I had my lead tech test this on our mysqldump and he said it worked fine. I tried doing it myself and found it complicated also. I think it is all in the who and how.

Jason Lee
http://www.anonycryption.com

Steven’s picture

I would not advise using this method. Changing Drupal's usernames to be case sensitive has a bunch of other consequences, and changing the database to use the utf8_bin collation everywhere by default is certainly not right.

--
If you have a problem, please search before posting a question.

mikhailian’s picture

Nice to here from you, Steven

Unfortunately, I had only two options. The one is what I described above and the other was about going through the database and changing manually everything that could not be inserted due to the unique key constraints enforced by the utf8_general_ci collation.

BTW, what is wrong about the utf8_bin? The order of characters in the Unicode standard reflects more or less the order of letters in the national alphabets. Given the number of questionable decisions taken for utf8_general_ci (e.g. bumping together CYRILLIC CAPITAL LETTER IE, CYRILLIC CAPITAL LETTER IO, CYRILLIC SMALL LETTER IE, CYRILLIC SMALL LETTER IO), utf8_bin looks quite appealing even for general use.

As for the changing Drupal's usernames to be case-sensitive, I am well aware of the potential problems and I even introduced a bugreport to attract attention to the issue.

AliBey’s picture

My story is a bit different. My administrator upgraded SQL 4 to 5 and I have lost all Polish chars. I was (and am) not able to get the backup (don't ask why), so what I did was:
changed the encoding for tables to utf8_unicode_ci
downloaded the broken backup of the database
using regex changed in backup file the broken Polish chars to proper value and saved the file to both ANSI and UTF8 encoding.
When I uploaded the file in both encodings back to Drupal database, the fonts remained messy.

Does anyone have any idea what I may do?

Albert

AliBey’s picture

it works, I simply changed wrong table. Sorry for mess:)

RoiDanton’s picture

Thanks for your posting! That script made my day!!

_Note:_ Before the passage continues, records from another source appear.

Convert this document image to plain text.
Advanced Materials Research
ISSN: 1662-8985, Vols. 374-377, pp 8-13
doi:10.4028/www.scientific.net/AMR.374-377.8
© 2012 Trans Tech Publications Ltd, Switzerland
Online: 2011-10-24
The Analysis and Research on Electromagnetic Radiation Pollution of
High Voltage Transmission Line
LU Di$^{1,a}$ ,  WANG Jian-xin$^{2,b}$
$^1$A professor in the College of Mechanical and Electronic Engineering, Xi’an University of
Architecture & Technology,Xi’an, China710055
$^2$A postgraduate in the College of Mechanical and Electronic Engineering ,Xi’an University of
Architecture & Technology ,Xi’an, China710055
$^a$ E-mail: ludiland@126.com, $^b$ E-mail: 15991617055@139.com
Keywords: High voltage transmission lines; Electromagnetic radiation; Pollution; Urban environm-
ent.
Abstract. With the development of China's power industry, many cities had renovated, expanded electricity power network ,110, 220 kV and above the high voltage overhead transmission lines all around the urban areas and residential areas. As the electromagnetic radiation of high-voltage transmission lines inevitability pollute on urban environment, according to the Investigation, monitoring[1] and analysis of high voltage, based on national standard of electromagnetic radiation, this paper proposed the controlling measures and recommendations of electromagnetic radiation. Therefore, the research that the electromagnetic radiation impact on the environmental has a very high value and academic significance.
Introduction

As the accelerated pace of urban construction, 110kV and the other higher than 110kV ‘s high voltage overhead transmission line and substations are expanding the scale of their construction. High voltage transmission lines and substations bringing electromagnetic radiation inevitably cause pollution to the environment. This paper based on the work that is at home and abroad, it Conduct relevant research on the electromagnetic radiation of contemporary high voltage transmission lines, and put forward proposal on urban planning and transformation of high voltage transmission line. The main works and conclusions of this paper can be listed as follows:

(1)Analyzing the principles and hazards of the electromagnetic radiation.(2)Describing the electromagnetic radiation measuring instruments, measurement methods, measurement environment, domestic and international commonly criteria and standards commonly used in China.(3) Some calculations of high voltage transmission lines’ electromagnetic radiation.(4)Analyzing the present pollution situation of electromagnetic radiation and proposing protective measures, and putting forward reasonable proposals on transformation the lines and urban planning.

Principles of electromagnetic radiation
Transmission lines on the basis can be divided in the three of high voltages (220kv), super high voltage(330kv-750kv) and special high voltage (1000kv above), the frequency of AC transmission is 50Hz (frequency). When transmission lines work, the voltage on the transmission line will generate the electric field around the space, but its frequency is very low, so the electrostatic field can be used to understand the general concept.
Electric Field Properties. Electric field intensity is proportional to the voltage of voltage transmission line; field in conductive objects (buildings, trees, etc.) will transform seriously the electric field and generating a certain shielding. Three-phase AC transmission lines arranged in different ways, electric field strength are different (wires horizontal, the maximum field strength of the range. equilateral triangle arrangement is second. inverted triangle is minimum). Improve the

But whats about this here:

delete from search_index;
delete from search_total;
alter table search_index character set utf8 collate utf8_general_ci;
alter table search_total character set utf8 collate utf8_general_ci;

Do I need them? How do I execute them?

And are there patches for drupal 5.x installations??

Acert93’s picture

http://drupal.org/node/187689#comment-638628

I would recommend reading this thread on moving a database from 4.0 to 4.1+ and dealing with the UTF8 issue. Jirka and Wim covered a lot of ground with all the variables and how to best migrate the data.

glass.dimly’s picture

This is simpler than it appears:

mysql -uusername -ppassword --default-character-set=utf8 database < backup.sql

Worked for fixing drupal 4.7 to drupal 5 upgrade that introduced garbage characters.